How to count by group in R

Counting by various groups — in some cases called crosstab experiences — can be a beneficial way to look at information ranging from community impression surveys to medical assessments. For illustration, how did men and women vote by gender and age group? How numerous software program developers who use both of those R and Python are adult men vs. women of all ages?

There are a lot of methods to do this kind of counting by types in R. Below, I’d like to share some of my favorites.

For the demos in this article, I’ll use a subset of the Stack Overflow Builders study, which surveys developers on dozens of subjects ranging from salaries to systems utilized. I’ll whittle it down with columns for languages utilized, gender, and if they code as a interest. I also added my personal LanguageGroup column for no matter whether a developer reported employing R, Python, both of those, or neither.

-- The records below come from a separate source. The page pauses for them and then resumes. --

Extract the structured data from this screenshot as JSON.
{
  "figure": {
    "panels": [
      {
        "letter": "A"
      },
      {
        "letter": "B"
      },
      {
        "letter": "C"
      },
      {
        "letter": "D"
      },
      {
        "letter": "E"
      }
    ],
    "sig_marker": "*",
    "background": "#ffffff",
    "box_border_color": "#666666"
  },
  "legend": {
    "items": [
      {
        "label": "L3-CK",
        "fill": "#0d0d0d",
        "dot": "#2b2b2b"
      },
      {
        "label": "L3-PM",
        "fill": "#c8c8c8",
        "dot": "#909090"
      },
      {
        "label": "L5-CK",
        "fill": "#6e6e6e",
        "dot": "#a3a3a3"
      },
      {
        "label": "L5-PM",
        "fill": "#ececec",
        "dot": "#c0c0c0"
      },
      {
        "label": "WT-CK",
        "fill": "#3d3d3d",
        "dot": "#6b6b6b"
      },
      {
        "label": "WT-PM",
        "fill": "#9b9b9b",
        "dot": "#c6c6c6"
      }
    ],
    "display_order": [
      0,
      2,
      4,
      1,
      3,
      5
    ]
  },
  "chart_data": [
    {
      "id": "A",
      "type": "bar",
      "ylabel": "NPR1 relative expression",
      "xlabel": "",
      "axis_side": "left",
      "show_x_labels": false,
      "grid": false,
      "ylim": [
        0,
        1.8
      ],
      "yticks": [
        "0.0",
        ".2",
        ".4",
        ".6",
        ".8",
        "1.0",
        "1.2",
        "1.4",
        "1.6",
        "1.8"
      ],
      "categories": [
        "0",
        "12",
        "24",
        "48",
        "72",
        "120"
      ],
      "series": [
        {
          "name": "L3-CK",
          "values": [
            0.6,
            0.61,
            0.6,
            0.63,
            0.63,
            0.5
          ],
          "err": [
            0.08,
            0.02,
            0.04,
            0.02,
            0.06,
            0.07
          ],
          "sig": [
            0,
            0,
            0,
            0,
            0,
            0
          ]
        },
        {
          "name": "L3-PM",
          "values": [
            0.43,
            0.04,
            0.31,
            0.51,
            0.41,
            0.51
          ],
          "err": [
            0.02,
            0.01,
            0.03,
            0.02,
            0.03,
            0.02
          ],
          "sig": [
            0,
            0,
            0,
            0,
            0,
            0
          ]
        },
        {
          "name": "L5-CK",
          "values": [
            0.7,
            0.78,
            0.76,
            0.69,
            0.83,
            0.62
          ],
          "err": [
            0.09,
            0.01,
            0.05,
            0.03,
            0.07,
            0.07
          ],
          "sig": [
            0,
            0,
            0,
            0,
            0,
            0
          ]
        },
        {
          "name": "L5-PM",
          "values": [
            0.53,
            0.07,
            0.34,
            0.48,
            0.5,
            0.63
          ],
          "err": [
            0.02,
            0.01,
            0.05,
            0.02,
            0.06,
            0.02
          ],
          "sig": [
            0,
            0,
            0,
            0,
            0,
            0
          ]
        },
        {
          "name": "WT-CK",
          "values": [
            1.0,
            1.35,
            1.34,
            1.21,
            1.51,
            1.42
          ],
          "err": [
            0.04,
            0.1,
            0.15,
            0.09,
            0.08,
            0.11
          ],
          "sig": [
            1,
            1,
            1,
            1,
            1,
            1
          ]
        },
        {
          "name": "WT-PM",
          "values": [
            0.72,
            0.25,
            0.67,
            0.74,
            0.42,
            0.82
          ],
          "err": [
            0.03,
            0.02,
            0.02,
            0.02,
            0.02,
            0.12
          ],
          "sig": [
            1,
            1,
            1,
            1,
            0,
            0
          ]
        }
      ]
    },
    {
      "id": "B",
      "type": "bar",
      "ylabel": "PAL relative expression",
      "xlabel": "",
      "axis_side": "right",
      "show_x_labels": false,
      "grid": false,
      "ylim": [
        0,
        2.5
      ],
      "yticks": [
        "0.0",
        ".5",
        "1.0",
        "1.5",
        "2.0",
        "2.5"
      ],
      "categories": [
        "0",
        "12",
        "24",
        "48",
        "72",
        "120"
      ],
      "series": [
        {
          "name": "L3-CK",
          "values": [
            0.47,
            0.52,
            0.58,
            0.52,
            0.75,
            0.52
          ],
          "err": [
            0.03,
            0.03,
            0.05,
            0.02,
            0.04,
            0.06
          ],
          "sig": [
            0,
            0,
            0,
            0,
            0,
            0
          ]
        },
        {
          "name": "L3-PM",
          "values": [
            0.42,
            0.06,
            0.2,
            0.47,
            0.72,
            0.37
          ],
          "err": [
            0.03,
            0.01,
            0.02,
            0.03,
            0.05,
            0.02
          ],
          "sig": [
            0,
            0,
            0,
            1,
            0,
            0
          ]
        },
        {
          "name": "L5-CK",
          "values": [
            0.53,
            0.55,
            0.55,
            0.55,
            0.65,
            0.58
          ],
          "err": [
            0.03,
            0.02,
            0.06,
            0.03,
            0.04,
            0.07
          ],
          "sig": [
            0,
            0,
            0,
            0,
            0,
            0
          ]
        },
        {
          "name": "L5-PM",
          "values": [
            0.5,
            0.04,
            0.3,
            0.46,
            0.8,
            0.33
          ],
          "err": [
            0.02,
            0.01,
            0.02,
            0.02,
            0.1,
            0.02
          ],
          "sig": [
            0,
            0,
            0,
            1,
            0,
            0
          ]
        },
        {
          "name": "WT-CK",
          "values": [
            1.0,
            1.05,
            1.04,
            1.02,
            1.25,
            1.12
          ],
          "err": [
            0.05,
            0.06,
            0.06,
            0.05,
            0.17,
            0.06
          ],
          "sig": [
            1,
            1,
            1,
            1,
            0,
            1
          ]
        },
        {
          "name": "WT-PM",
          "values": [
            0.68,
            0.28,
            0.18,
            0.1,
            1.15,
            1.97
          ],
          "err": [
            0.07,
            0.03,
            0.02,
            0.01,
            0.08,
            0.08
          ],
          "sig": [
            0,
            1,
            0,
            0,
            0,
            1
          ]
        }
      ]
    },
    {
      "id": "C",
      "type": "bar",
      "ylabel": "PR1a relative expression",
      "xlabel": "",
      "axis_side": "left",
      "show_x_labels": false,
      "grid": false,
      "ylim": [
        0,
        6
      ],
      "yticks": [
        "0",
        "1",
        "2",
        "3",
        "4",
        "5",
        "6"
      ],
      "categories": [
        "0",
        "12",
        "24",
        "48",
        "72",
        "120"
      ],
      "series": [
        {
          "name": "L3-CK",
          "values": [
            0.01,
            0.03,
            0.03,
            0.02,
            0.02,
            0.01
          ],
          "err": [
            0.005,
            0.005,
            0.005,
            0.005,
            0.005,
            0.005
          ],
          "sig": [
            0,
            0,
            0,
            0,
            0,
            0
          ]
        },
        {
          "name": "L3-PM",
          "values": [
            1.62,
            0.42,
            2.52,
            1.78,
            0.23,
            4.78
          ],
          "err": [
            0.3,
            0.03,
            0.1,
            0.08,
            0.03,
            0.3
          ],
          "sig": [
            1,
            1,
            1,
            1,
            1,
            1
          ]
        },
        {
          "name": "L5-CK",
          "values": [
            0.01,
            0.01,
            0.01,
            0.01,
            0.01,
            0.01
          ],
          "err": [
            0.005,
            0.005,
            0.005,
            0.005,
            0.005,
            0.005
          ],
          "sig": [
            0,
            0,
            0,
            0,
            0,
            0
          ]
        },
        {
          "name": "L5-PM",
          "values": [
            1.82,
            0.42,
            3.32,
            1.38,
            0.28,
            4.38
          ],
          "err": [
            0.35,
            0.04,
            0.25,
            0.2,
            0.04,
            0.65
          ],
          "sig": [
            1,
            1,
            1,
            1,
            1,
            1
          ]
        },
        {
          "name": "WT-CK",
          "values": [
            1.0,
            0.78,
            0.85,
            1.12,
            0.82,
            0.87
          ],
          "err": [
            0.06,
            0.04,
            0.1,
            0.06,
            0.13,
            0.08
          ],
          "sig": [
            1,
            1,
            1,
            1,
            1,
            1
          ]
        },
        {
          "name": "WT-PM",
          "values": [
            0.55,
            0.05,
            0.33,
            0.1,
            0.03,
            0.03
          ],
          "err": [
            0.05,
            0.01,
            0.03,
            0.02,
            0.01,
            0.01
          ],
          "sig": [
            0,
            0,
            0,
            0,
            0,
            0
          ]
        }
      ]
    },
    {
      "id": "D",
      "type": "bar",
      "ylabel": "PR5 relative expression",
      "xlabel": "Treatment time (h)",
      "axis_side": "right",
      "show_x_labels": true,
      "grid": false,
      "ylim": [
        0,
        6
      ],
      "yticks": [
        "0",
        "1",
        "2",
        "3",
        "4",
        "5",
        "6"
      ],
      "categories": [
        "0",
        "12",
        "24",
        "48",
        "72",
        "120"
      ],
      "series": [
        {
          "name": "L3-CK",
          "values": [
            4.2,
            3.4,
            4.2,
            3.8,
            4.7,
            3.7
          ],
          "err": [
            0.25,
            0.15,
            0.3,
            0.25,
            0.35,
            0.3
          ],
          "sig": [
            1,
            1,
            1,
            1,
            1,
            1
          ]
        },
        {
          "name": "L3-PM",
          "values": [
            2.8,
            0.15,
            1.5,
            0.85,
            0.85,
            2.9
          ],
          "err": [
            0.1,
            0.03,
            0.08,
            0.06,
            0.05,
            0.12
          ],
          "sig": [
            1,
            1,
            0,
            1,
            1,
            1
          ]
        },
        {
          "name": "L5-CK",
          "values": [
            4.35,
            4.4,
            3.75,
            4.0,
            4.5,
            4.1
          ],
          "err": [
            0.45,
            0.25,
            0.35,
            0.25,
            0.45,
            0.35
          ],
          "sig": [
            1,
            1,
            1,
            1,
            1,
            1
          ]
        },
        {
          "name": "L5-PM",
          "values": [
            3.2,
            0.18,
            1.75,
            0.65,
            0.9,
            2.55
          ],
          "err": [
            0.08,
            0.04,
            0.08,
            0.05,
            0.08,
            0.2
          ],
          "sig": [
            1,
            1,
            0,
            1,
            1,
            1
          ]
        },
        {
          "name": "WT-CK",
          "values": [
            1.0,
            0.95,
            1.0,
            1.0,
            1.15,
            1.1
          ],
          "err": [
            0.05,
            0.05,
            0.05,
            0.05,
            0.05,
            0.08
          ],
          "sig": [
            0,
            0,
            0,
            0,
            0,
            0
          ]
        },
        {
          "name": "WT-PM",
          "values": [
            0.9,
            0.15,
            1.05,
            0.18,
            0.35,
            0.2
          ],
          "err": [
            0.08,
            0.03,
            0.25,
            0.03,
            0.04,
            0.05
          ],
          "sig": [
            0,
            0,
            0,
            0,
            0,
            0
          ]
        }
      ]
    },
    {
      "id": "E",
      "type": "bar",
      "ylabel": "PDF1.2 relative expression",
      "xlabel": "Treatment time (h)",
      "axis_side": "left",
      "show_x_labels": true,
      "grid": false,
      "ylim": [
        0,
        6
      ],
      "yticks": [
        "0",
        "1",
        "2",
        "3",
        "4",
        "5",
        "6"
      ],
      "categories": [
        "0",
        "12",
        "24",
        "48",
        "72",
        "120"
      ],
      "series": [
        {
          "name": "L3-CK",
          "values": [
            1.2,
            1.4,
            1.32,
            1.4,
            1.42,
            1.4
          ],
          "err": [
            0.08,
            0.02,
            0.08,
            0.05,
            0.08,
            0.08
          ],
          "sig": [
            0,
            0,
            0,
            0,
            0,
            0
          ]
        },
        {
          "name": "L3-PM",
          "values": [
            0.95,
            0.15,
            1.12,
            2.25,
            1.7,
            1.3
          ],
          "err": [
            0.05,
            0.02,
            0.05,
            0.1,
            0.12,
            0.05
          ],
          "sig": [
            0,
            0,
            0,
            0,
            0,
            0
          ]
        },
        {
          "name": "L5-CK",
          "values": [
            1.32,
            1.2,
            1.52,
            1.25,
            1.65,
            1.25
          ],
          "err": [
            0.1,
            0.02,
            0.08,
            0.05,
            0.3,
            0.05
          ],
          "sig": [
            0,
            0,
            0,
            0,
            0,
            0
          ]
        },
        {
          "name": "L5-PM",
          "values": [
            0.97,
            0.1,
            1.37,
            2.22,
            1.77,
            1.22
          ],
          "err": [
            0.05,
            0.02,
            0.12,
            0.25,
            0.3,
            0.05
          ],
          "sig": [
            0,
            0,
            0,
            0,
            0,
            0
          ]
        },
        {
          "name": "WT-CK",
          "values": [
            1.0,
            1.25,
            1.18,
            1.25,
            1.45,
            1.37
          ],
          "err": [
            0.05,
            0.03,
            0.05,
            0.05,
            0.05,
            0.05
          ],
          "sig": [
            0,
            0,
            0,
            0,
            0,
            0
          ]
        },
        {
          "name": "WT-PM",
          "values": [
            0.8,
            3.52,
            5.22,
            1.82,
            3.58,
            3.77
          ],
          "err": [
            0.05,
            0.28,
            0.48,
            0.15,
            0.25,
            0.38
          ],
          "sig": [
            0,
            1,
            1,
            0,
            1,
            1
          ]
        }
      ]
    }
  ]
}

If you’d like to follow along, the final web page of this article has recommendations on how to down load and wrangle the information to get the exact information set I’m employing.

The information has a single row for each and every study response, and the 4 columns are all figures.

str(mydata)
'data.frame':83379 obs. of  four variables:
 $ Gender            : chr  "Person" "Person" "Person" "Person" ...
 $ LanguageWorkedWith: chr  "HTML/CSSJavaJavaScriptPython" "C++HTML/CSSPython" "HTML/CSS" "CC++C#PythonSQL" ...
 $ Hobbyist          : chr  "Of course" "No" "Of course" "No" ...
 $ LanguageGroup     : chr  "Python" "Python" "Neither" "Python" ...

I filtered the uncooked information to make the crosstabs far more manageable, which includes eliminating missing values and having the two biggest genders only, Person and Girl.